それでも信じたくなったのは、私のエゴでしかないのだろう。
「ルーネ…頼んだぞ。」
私は虚空を眺めながらポツリと呟いた。
ーー
◾️
「助けて!シェゾ!シェゾーー!!」
泣き叫ぶリヴァイアの腕を引きながら、ルーネが訪れたのは辺り一面に広がる花畑だった。
青い空。輝く太陽。小鳥が囀り、風が頬を撫でる美しき世界。
それを見てリヴァイアは泣き叫ぶのをやめ、その美しさに心を奪われていた。
エルデガルドに戻ったのかとも思ったが、あまりにも濃い魔素の濃度に自ずと否定した。
だが、ここがどこなのかという答えは相変わらず生まれない。
リヴァイアは意を決して隣に佇むルーネを仰ぎ見て、疑問の言葉を投げかけた。
「あ…あの…ここは一体…?」
ルーネはそれに答える事なく、視線を向けることすらもしない。程なくして、その場で跪拝し始めた。

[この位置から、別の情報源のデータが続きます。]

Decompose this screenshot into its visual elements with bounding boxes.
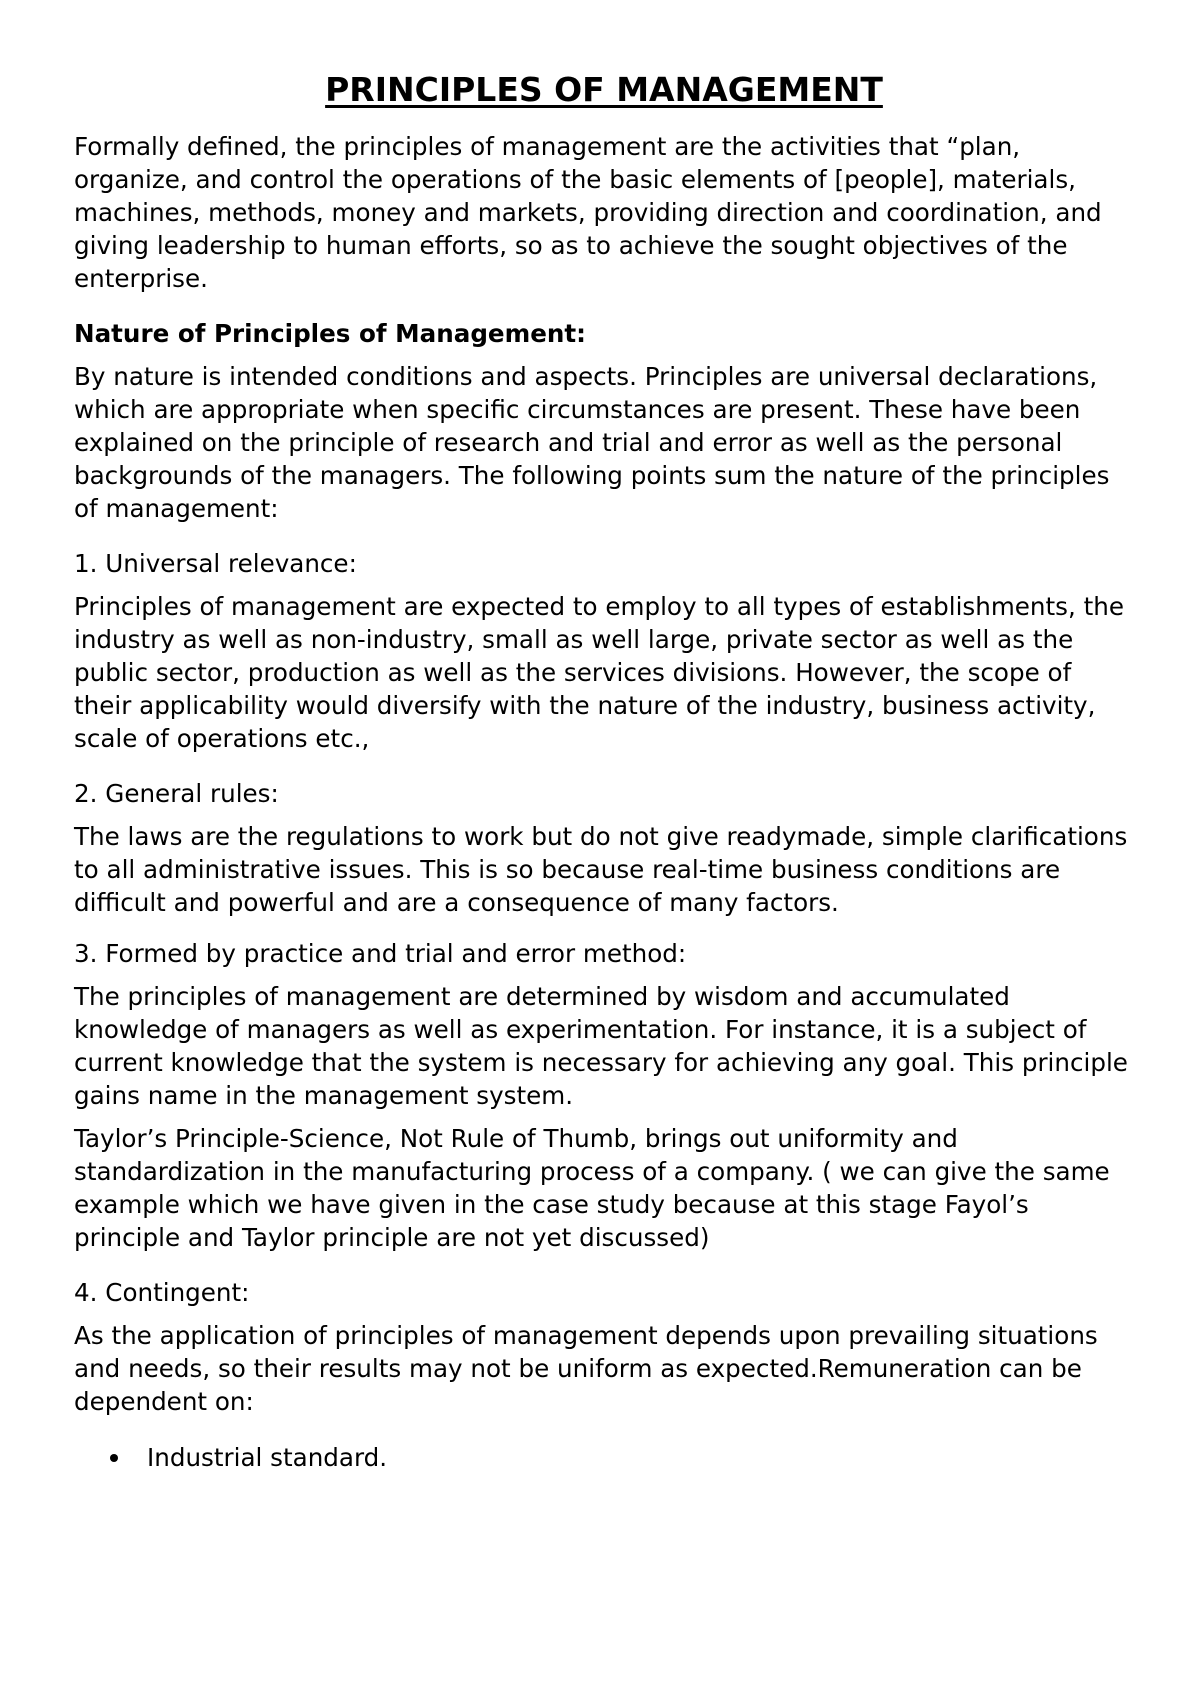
point-3-paragraph-2: Taylor’s Principle-Science, Not Rule of Thumb, brings out uniformity and standardization in the manufacturing process of a company. ( we can give the same example which we have given in the case study because at this stage Fayol’s principle and Taylor principle are not yet discussed) <box>74 1124 1110 1252</box>
bullet-icon <box>110 1454 118 1462</box>
document-page <box>74 70 1134 1474</box>
point-1-heading: 1. Universal relevance: <box>74 549 357 578</box>
intro-paragraph: Formally defined, the principles of management are the activities that “plan, organize, and control the operations of the basic elements of [people], materials, machines, methods, money and markets, providing direction and coordination, and giving leadership to human efforts, so as to achieve the sought objectives of the enterprise. <box>74 132 1102 293</box>
bullet-text: Industrial standard. <box>147 1443 388 1472</box>
point-2-heading: 2. General rules: <box>74 779 279 808</box>
document-title: PRINCIPLES OF MANAGEMENT <box>325 70 883 109</box>
point-3-heading: 3. Formed by practice and trial and error method: <box>74 939 687 968</box>
point-1-paragraph: Principles of management are expected to employ to all types of establishments, the industry as well as non-industry, small as well large, private sector as well as the public sector, production as well as the services divisions. However, the scope of their applicability would diversify with the nature of the industry, business activity, scale of operations etc., <box>74 592 1124 753</box>
point-4-paragraph: As the application of principles of management depends upon prevailing situations and needs, so their results may not be uniform as expected.Remuneration can be dependent on: <box>74 1321 1098 1416</box>
bullet-list <box>74 1441 1134 1474</box>
nature-paragraph: By nature is intended conditions and aspects. Principles are universal declarations, which are appropriate when specific circumstances are present. These have been explained on the principle of research and trial and error as well as the personal backgrounds of the managers. The following points sum the nature of the principles of management: <box>74 362 1110 523</box>
point-2-paragraph: The laws are the regulations to work but do not give readymade, simple clarifications to all administrative issues. This is so because real-time business conditions are difficult and powerful and are a consequence of many factors. <box>74 822 1128 917</box>
nature-heading: Nature of Principles of Management: <box>74 319 587 348</box>
point-4-heading: 4. Contingent: <box>74 1278 250 1307</box>
bullet-item <box>74 1441 1134 1474</box>
point-3-paragraph: The principles of management are determined by wisdom and accumulated knowledge of managers as well as experimentation. For instance, it is a subject of current knowledge that the system is necessary for achieving any goal. This principle gains name in the management system. <box>74 982 1128 1110</box>
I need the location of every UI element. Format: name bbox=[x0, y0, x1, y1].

それを見て狼狽えたリヴァイアはルーネの向いている方向に視線を向けた。
そこには、白い法衣に身を包んだ女性が四人、こちらに向かって歩いてきていた。
ルーネがその四人に敬意を払っていることを察し、リヴァイアも慌てて跪拝する。その様子を見て、ルーネはうっすらと微笑みを浮かべていた。
その四人はルーネとリヴァイアの側まで近寄る。リヴァイアは顔を伏せながらも瞳だけでその四人の顔を窺った時、驚きを隠さなかった。
四人とも同じ顔だったのである。
長い銀髪に白い肌、そして燃えるような真紅の瞳孔。
まるで人形のように並べられた四人が代わる代わる静かに口を開き始めた。
「黒騎士よ…。なぜにこのエルヴェシオンに魔人を招き入れた?」
「左様…。ここは楽園。不滅と永遠を謳いし理想郷…。有限なる命が足を踏み入れる場所ではない。」
「然り…。真祖様のお怒りに避ける事能わず…。然もありなん。」
「黒騎士…。その由を述べよ。その筋通らずんば、この場でその魔人を魔素に返そうぞ。」
まるで機械のような冷淡な口調による忌避、排斥の言葉に、リヴァイアはすっかり青ざめていた。
そんなリヴァイアを尻目に、ルーネは微笑みを絶やさなかった。
「彼女と暫しここで生活を致します。レプリカの皆様にもご協力を賜りたく存じます。」
リヴァイアは目を剥いてルーネを見た。リヴァイアは叱責と怒号、罵声が飛ぶことを覚悟し、耳を塞いだ。
だが、四人のレプリカの答えは意外なものだった。
「承知した。」
「それでは直ちにお茶の準備をしなければ…。」
「ご案内しましょう。」
「どうぞ、こちらへ…。」
四人は踵を返し、歩を進める。
「それでは参りましょうか?」
ルーネは立ち上がり、リヴァイアに笑顔を向ける。
だが当然、リヴァイアは呆然とし、目の前の状況が理解できなかった。
「一体、何が…?」
リヴァイアはそう呟くのが精一杯だった。そんなリヴァイアに、ルーネは目を細めながら言った。
「アレらよりも私の権限が強かっただけの事ですよ。」
そう言うと、ルーネは四人のレプリカの後に続く為に歩を進める。リヴァイアは慌ててそれに追従した。
何の説明もないまま…。自分はどうなってしまうのか…?
その不安に駆られたリヴァイアは不安そうな面持ちで口を開く。
「リーヴァは…これから何を…?」
リヴァイアの問いにルーネは嘲るように笑った。
「あら?聞いていませんでしたか?」
そして、微笑みをリヴァイアに向けてこう言った。
「お茶会をするんですよ。お嬢さん。」
リヴァイアは目を丸くし、晴れないモヤモヤの中、そのままルーネの後を追うのだった。